8.28.2010

Conference Beginnings

Loki kicks it off with a Bloggers' Prayer after opening remarks by Kim Marshall and Alli deJong.

If you are using Twitter, use the #RT5 hashtag to mark your tweets as being from the Rising Tide Conference.

Public Safety panelists are introducing themselves.

Allen James: founded Safe Streets in 2006 to bring about public funding for indigent defense. Safe Streets tries to organize the community and inform them about public policies and the criminal justice system.

Jon Wool: discusses the Vera Institute

Ronal Serpas: discusses his background, what brought him into law enforcement, the challenges
of directing Gen X and Gen Y officers, and he emphasizes that good policing involves the entire community.

Susan Hutson: "My job is to be totally up in Ron's business." She is New Orleans' second police monitor. There's an "unprecedented wave of cooperation now" between the NOPD and the independent police monitor's office.

Scharf to panelists: What is your plan to deal with police misconduct?

Hutson: Hopes that Danziger was an anomaly, but if it does happen again, they want to be prepared for it.

Serpas: Concerning Danziger - The behavior of the Danziger officers was incomprehensible and an insult to the community - the other insult has been to those officers who did serve during Katrina and served well. Speaks of Hosli and Burrell's bravery and rescues. Less than 1 1/2 % of calls have anything to do with murder, robbery, rape, assault, burglary. Nearly ten times that number is spent on false alarms. And yet, the murder rate here is high. We must redirect how we do the policing.

Wool: Discusses intervention of the Department of Justice. Development of a pretrail incarceration system must be built. A "continuum of rational, just services" is key to maintaining public safety.

Both Wool and James comment on feeling as though Serpas has just taken a lot from their notes on law enforcement.

James: "We shouldn't expect radical change" despite the presence of the DOJ and the improvements of the police force. Each of the elements of the criminal justice system affects the other.

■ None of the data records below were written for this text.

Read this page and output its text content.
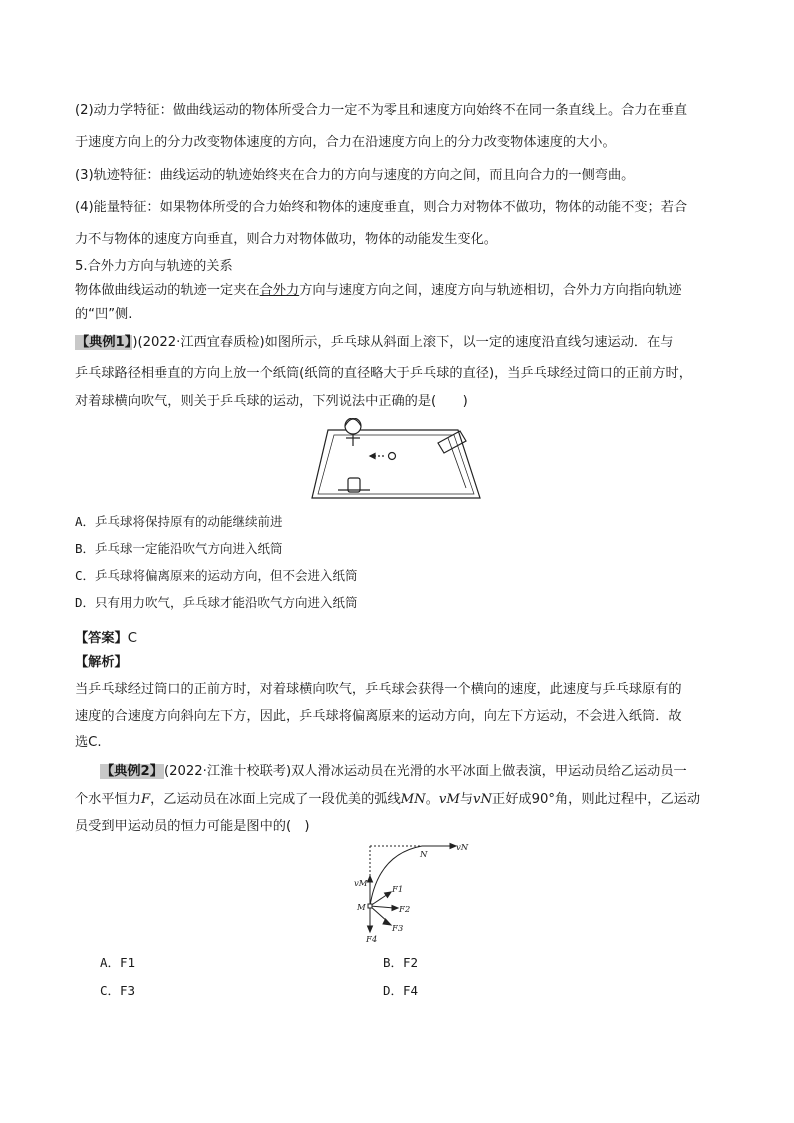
(2)动力学特征：做曲线运动的物体所受合力一定不为零且和速度方向始终不在同一条直线上。合力在垂直
于速度方向上的分力改变物体速度的方向，合力在沿速度方向上的分力改变物体速度的大小。
(3)轨迹特征：曲线运动的轨迹始终夹在合力的方向与速度的方向之间，而且向合力的一侧弯曲。
(4)能量特征：如果物体所受的合力始终和物体的速度垂直，则合力对物体不做功，物体的动能不变；若合
力不与物体的速度方向垂直，则合力对物体做功，物体的动能发生变化。
5.合外力方向与轨迹的关系
物体做曲线运动的轨迹一定夹在合外力方向与速度方向之间，速度方向与轨迹相切，合外力方向指向轨迹
的“凹”侧.
【典例1】)(2022·江西宜春质检)如图所示，乒乓球从斜面上滚下，以一定的速度沿直线匀速运动．在与
乒乓球路径相垂直的方向上放一个纸筒(纸筒的直径略大于乒乓球的直径)，当乒乓球经过筒口的正前方时，
对着球横向吹气，则关于乒乓球的运动，下列说法中正确的是(　　)
A．乒乓球将保持原有的动能继续前进
B．乒乓球一定能沿吹气方向进入纸筒
C．乒乓球将偏离原来的运动方向，但不会进入纸筒
D．只有用力吹气，乒乓球才能沿吹气方向进入纸筒
【答案】C
【解析】
当乒乓球经过筒口的正前方时，对着球横向吹气，乒乓球会获得一个横向的速度，此速度与乒乓球原有的
速度的合速度方向斜向左下方，因此，乒乓球将偏离原来的运动方向，向左下方运动，不会进入纸筒．故
选C.
【典例2】(2022·江淮十校联考)双人滑冰运动员在光滑的水平冰面上做表演，甲运动员给乙运动员一
个水平恒力F，乙运动员在冰面上完成了一段优美的弧线MN。vM与vN正好成90°角，则此过程中，乙运动
员受到甲运动员的恒力可能是图中的(　)
vN
N
vM
M
F1
F2
F3
F4
A．F1	B．F2
C．F3	D．F4
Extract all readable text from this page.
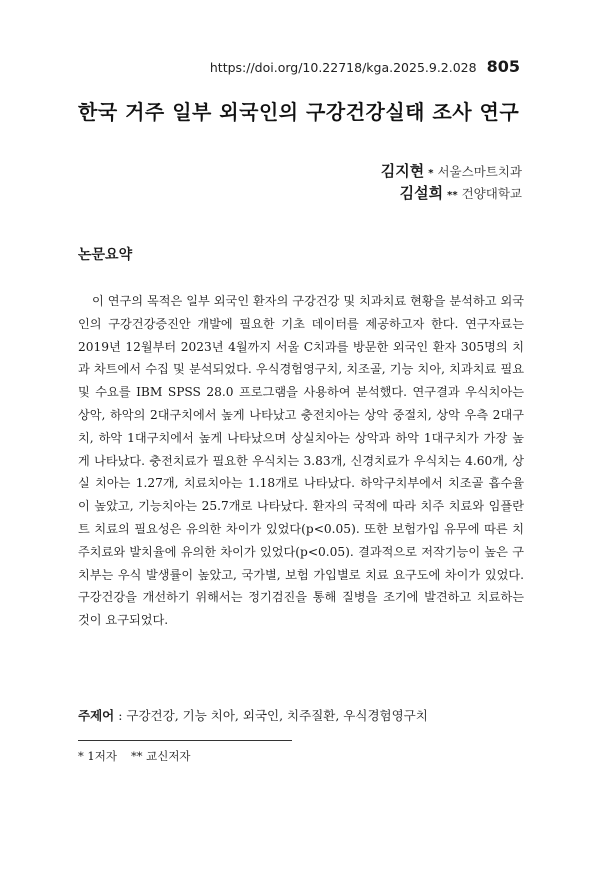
https://doi.org/10.22718/kga.2025.9.2.028 805
한국 거주 일부 외국인의 구강건강실태 조사 연구
김지현 * 서울스마트치과
김설희 ** 건양대학교
논문요약

이 연구의 목적은 일부 외국인 환자의 구강건강 및 치과치료 현황을 분석하고 외국인의 구강건강증진안 개발에 필요한 기초 데이터를 제공하고자 한다. 연구자료는 2019년 12월부터 2023년 4월까지 서울 C치과를 방문한 외국인 환자 305명의 치과 차트에서 수집 및 분석되었다. 우식경험영구치, 치조골, 기능 치아, 치과치료 필요 및 수요를 IBM SPSS 28.0 프로그램을 사용하여 분석했다. 연구결과 우식치아는 상악, 하악의 2대구치에서 높게 나타났고 충전치아는 상악 중절치, 상악 우측 2대구치, 하악 1대구치에서 높게 나타났으며 상실치아는 상악과 하악 1대구치가 가장 높게 나타났다. 충전치료가 필요한 우식치는 3.83개, 신경치료가 우식치는 4.60개, 상실 치아는 1.27개, 치료치아는 1.18개로 나타났다. 하악구치부에서 치조골 흡수율이 높았고, 기능치아는 25.7개로 나타났다. 환자의 국적에 따라 치주 치료와 임플란트 치료의 필요성은 유의한 차이가 있었다(p<0.05). 또한 보험가입 유무에 따른 치주치료와 발치율에 유의한 차이가 있었다(p<0.05). 결과적으로 저작기능이 높은 구치부는 우식 발생률이 높았고, 국가별, 보험 가입별로 치료 요구도에 차이가 있었다. 구강건강을 개선하기 위해서는 정기검진을 통해 질병을 조기에 발견하고 치료하는 것이 요구되었다.

주제어 : 구강건강, 기능 치아, 외국인, 치주질환, 우식경험영구치
* 1저자 ** 교신저자
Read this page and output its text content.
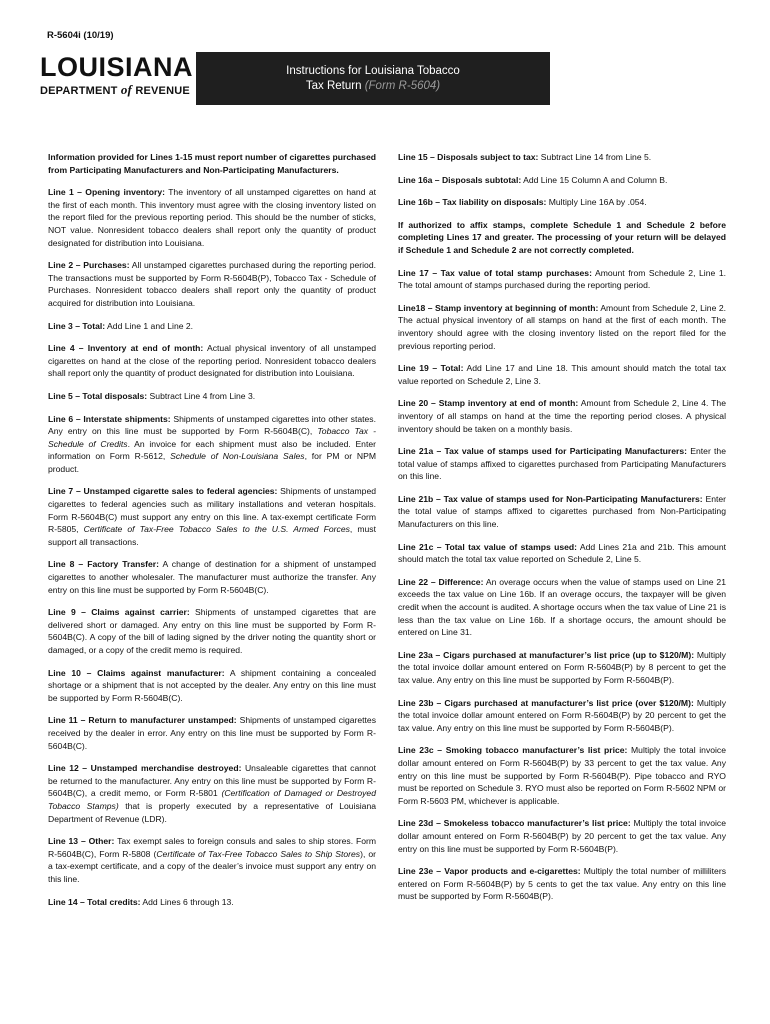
R-5604i (10/19)
LOUISIANA
DEPARTMENT of REVENUE
Instructions for Louisiana Tobacco
Tax Return (Form R-5604)

Information provided for Lines 1-15 must report number of cigarettes purchased from Participating Manufacturers and Non-Participating Manufacturers.

Line 1 – Opening inventory: The inventory of all unstamped cigarettes on hand at the first of each month. This inventory must agree with the closing inventory listed on the report filed for the previous reporting period. This should be the number of sticks, NOT value. Nonresident tobacco dealers shall report only the quantity of product designated for distribution into Louisiana.

Line 2 – Purchases: All unstamped cigarettes purchased during the reporting period. The transactions must be supported by Form R-5604B(P), Tobacco Tax - Schedule of Purchases. Nonresident tobacco dealers shall report only the quantity of product acquired for distribution into Louisiana.

Line 3 – Total: Add Line 1 and Line 2.

Line 4 – Inventory at end of month: Actual physical inventory of all unstamped cigarettes on hand at the close of the reporting period. Nonresident tobacco dealers shall report only the quantity of product designated for distribution into Louisiana.

Line 5 – Total disposals: Subtract Line 4 from Line 3.

Line 6 – Interstate shipments: Shipments of unstamped cigarettes into other states. Any entry on this line must be supported by Form R-5604B(C), Tobacco Tax - Schedule of Credits. An invoice for each shipment must also be included. Enter information on Form R-5612, Schedule of Non-Louisiana Sales, for PM or NPM product.

Line 7 – Unstamped cigarette sales to federal agencies: Shipments of unstamped cigarettes to federal agencies such as military installations and veteran hospitals. Form R-5604B(C) must support any entry on this line. A tax-exempt certificate Form R-5805, Certificate of Tax-Free Tobacco Sales to the U.S. Armed Forces, must support all transactions.

Line 8 – Factory Transfer: A change of destination for a shipment of unstamped cigarettes to another wholesaler. The manufacturer must authorize the transfer. Any entry on this line must be supported by Form R-5604B(C).

Line 9 – Claims against carrier: Shipments of unstamped cigarettes that are delivered short or damaged. Any entry on this line must be supported by Form R-5604B(C). A copy of the bill of lading signed by the driver noting the quantity short or damaged, or a copy of the credit memo is required.

Line 10 – Claims against manufacturer: A shipment containing a concealed shortage or a shipment that is not accepted by the dealer. Any entry on this line must be supported by Form R-5604B(C).

Line 11 – Return to manufacturer unstamped: Shipments of unstamped cigarettes received by the dealer in error. Any entry on this line must be supported by Form R-5604B(C).

Line 12 – Unstamped merchandise destroyed: Unsaleable cigarettes that cannot be returned to the manufacturer. Any entry on this line must be supported by Form R-5604B(C), a credit memo, or Form R-5801 (Certification of Damaged or Destroyed Tobacco Stamps) that is properly executed by a representative of Louisiana Department of Revenue (LDR).

Line 13 – Other: Tax exempt sales to foreign consuls and sales to ship stores. Form R-5604B(C), Form R-5808 (Certificate of Tax-Free Tobacco Sales to Ship Stores), or a tax-exempt certificate, and a copy of the dealer’s invoice must support any entry on this line.

Line 14 – Total credits: Add Lines 6 through 13.

Line 15 – Disposals subject to tax: Subtract Line 14 from Line 5.

Line 16a – Disposals subtotal: Add Line 15 Column A and Column B.

Line 16b – Tax liability on disposals: Multiply Line 16A by .054.

If authorized to affix stamps, complete Schedule 1 and Schedule 2 before completing Lines 17 and greater. The processing of your return will be delayed if Schedule 1 and Schedule 2 are not correctly completed.

Line 17 – Tax value of total stamp purchases: Amount from Schedule 2, Line 1. The total amount of stamps purchased during the reporting period.

Line18 – Stamp inventory at beginning of month: Amount from Schedule 2, Line 2. The actual physical inventory of all stamps on hand at the first of each month. The inventory should agree with the closing inventory listed on the report filed for the previous reporting period.

Line 19 – Total: Add Line 17 and Line 18. This amount should match the total tax value reported on Schedule 2, Line 3.

Line 20 – Stamp inventory at end of month: Amount from Schedule 2, Line 4. The inventory of all stamps on hand at the time the reporting period closes. A physical inventory should be taken on a monthly basis.

Line 21a – Tax value of stamps used for Participating Manufacturers: Enter the total value of stamps affixed to cigarettes purchased from Participating Manufacturers on this line.

Line 21b – Tax value of stamps used for Non-Participating Manufacturers: Enter the total value of stamps affixed to cigarettes purchased from Non-Participating Manufacturers on this line.

Line 21c – Total tax value of stamps used: Add Lines 21a and 21b. This amount should match the total tax value reported on Schedule 2, Line 5.

Line 22 – Difference: An overage occurs when the value of stamps used on Line 21 exceeds the tax value on Line 16b. If an overage occurs, the taxpayer will be given credit when the account is audited. A shortage occurs when the tax value of Line 21 is less than the tax value on Line 16b. If a shortage occurs, the amount should be entered on Line 31.

Line 23a – Cigars purchased at manufacturer’s list price (up to $120/M): Multiply the total invoice dollar amount entered on Form R-5604B(P) by 8 percent to get the tax value. Any entry on this line must be supported by Form R-5604B(P).

Line 23b – Cigars purchased at manufacturer’s list price (over $120/M): Multiply the total invoice dollar amount entered on Form R-5604B(P) by 20 percent to get the tax value. Any entry on this line must be supported by Form R-5604B(P).

Line 23c – Smoking tobacco manufacturer’s list price: Multiply the total invoice dollar amount entered on Form R-5604B(P) by 33 percent to get the tax value. Any entry on this line must be supported by Form R-5604B(P). Pipe tobacco and RYO must be reported on Schedule 3. RYO must also be reported on Form R-5602 NPM or Form R-5603 PM, whichever is applicable.

Line 23d – Smokeless tobacco manufacturer’s list price: Multiply the total invoice dollar amount entered on Form R-5604B(P) by 20 percent to get the tax value. Any entry on this line must be supported by Form R-5604B(P).

Line 23e – Vapor products and e-cigarettes: Multiply the total number of milliliters entered on Form R-5604B(P) by 5 cents to get the tax value. Any entry on this line must be supported by Form R-5604B(P).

Serpas: Our disagreements (between the panelists) won't be major. Difference between 1994 and today: there were individual officers doing individual things then - today, there is a system-wide failure. "Our system has completely come off the tracks."

Scharf: How do you change a police culture?

Hutson: What will happen here will echo what happened in L.A.: there will be greater scrutiny on how the officers report crimes.

Serpas on police misconduct:
"You lie, you die" - People will be questioned in public hearings
A false report will result in termination.
Aiding in a false report will result in dire consequences.
If you fail to cooperate in an internal investigation, there will be consequences.

Look at how hiring practices can be changed to aid police culture.
Also look at how you promote officers.